Electric flux through closed surface in linear material
=======================================================

The :ref:`Gauss's law <Electric flux through closed surface via total charge>` can be written for
linear materials, featuring free charges, i.e. such charges that are not bound to any nucleus and
can move freely, as opposed to bound charges that occur due to the material's polarization.

**Conditions:**

#. The material is linear, homogeneous, isotropic, and nondispersive.

**Links:**

#. `Wikipedia — Gauss's law <https://en.wikipedia.org/wiki/Gauss%27s_law#Equation_for_linear_materials>`__.

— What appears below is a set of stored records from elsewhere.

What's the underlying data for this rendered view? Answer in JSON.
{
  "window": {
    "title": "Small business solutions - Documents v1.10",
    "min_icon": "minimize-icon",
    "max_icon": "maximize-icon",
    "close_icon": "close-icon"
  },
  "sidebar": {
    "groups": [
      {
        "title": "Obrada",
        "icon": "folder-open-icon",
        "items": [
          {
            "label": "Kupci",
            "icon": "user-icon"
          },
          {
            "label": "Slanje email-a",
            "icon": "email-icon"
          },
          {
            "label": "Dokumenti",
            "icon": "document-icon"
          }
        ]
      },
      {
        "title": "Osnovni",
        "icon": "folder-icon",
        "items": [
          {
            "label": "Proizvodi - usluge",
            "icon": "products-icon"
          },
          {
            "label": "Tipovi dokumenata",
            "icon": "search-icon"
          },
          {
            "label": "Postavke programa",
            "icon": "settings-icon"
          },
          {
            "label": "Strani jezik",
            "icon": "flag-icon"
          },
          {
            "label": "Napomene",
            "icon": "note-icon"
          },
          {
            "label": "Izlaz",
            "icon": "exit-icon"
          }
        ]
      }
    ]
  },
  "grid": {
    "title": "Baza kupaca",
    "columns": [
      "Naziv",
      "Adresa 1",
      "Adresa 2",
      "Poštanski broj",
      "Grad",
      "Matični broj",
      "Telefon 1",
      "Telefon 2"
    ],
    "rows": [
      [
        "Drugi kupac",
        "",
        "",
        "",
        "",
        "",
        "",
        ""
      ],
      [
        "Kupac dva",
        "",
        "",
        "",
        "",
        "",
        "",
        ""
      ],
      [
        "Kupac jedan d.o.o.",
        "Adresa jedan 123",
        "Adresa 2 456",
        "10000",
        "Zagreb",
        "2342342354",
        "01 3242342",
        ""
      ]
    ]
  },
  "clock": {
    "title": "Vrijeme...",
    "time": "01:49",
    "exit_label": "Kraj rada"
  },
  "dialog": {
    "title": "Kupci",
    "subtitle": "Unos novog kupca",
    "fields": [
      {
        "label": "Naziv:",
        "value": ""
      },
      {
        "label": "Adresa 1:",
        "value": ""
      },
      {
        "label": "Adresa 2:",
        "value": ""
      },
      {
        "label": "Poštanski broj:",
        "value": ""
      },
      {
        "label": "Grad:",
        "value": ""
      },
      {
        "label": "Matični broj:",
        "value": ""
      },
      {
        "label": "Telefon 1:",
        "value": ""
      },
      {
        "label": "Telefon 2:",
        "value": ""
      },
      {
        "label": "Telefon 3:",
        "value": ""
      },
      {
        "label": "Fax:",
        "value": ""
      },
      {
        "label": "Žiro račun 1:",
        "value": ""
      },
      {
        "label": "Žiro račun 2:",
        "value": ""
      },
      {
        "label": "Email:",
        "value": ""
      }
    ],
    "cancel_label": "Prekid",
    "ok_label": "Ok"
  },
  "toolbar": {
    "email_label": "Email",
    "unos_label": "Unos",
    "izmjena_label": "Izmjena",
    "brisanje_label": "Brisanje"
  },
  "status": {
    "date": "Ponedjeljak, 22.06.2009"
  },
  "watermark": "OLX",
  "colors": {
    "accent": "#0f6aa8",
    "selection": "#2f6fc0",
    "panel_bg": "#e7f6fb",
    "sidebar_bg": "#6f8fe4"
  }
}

.. py:currentmodule:: symplyphysics.laws.electricity.electric_flux_through_closed_surface_in_linear_material

.. py:data:: electric_flux

    :attr:`~symplyphysics.symbols.electrodynamics.electric_flux` through a closed surface :math:`S`.

Symbol:
    :code:`Phi_E`

Latex:
    :math:`\Phi_{\vec E}`

Dimension:
    :code:`length*voltage`


.. py:data:: total_free_charge

    Total free :attr:`~symplyphysics.symbols.electrodynamics.charge` contained in the volume bound by :math:`S`.

Symbol:
    :code:`q_free`

Latex:
    :math:`q_\text{free}`

Dimension:
    :code:`charge`


.. py:data:: absolute_permittivity

    :attr:`~symplyphysics.symbols.electrodynamics.absolute_permittivity` of the medium in the volume bound by :math:`S`.

Symbol:
    :code:`epsilon`

Latex:
    :math:`\varepsilon`

Dimension:
    :code:`capacitance/length`


.. py:data:: law

    :code:`Phi_E = q_free / epsilon`


    Latex:
        .. math::
            \Phi_{\vec E} = \frac{q_\text{free}}{\varepsilon}